Metadata-Version: 2.4
Name: SpectrePDF
Version: 0.1.0
Summary: A tool for processing and redacting PDFs based on target words using OCR.
Author-email: Udbhav Ram <udbhavram41@gmail.com>
License-Expression: MIT
Project-URL: Homepage, https://github.com/udiram/SpectrePDF/
Project-URL: Issues, https://github.com/udiram/SpectrePDF/issues
Keywords: pdf,redaction,ocr
Classifier: Programming Language :: Python :: 3
Classifier: Operating System :: OS Independent
Requires-Python: >=3.11
Description-Content-Type: text/markdown
License-File: LICENSE
Dynamic: license-file

# SpectrePDF: Python PDF Redaction and Annotation Tool

## Overview
This project provides a Python-based tool for processing PDF documents to detect, annotate, and redact specific text using Optical Character Recognition (OCR) and image processing techniques.
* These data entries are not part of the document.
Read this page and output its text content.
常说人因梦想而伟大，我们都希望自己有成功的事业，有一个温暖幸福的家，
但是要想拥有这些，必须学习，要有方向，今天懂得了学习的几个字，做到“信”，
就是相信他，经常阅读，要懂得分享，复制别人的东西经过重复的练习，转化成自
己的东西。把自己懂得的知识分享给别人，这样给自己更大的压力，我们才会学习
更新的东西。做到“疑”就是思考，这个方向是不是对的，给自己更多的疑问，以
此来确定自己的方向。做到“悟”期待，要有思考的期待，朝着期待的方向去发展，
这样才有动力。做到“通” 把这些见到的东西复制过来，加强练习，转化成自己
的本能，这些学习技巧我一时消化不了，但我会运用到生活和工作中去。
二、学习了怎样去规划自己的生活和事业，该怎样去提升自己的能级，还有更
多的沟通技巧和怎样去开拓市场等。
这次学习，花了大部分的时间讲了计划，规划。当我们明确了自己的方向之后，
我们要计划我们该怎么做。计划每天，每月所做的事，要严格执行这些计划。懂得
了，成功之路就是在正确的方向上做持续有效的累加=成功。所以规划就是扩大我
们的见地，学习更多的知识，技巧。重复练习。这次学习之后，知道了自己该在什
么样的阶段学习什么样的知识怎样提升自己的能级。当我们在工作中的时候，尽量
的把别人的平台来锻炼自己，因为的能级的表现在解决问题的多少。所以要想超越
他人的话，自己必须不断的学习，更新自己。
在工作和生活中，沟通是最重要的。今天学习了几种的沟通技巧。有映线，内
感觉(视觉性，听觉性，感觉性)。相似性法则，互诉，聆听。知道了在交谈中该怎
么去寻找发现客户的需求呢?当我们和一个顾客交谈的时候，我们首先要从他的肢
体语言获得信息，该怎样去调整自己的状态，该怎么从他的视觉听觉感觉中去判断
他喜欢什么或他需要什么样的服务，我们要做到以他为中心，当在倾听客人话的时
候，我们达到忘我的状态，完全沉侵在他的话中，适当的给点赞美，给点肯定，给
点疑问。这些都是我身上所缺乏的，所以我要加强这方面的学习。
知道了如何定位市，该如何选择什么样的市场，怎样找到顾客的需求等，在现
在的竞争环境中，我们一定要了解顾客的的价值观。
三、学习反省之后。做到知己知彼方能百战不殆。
It leverages libraries like **PyMuPDF**, **Pillow (PIL)**, **pytesseract**, and **img2pdf** to identify target words, group them into lines, merge adjacent target word boxes, and optionally redact and replace text in the PDF. The tool is designed to be flexible, allowing users to customize the redaction process, visualize detected text with bounding boxes, and save the output as a new PDF.

## Features
- **Text Detection**: Uses Tesseract OCR to identify text and their bounding boxes in PDF pages rendered as images.
- **Target Word Identification**: Detects specified target words (case-insensitive) in the PDF content.
- **Line Grouping**: Groups words into lines based on their vertical proximity, using a threshold derived from the median word height.
- **Merged Bounding Boxes**: Combines adjacent target words into a single bounding box for consistent redaction or annotation.
- **Redaction and Replacement**: Optionally redacts target words by covering them with a white rectangle and replacing them with user-specified text from a redaction dictionary.
- **Bounding Box Visualization**: Draws colored bounding boxes around detected text (blue for target words, red for non-target words, or black for all boxes when specified).
- **Font Size Estimation**: Dynamically estimates the appropriate font size to fit replacement text within the redacted area.
- **Output Generation**: Converts processed images back into a PDF file.
- **Customizable Parameters**: Allows users to toggle redaction, choose whether to show all or only target boxes, and customize target words and replacement text.

## Dependencies
- **PyMuPDF** (`pymupdf`): For PDF handling and rendering pages as images.
- **Pillow** (`PIL`): For image processing and drawing.
- **pytesseract**: For OCR to extract text and bounding box data.
- **img2pdf**: For converting processed images back to PDF.
- **statistics**: For calculating median word height to group words into lines.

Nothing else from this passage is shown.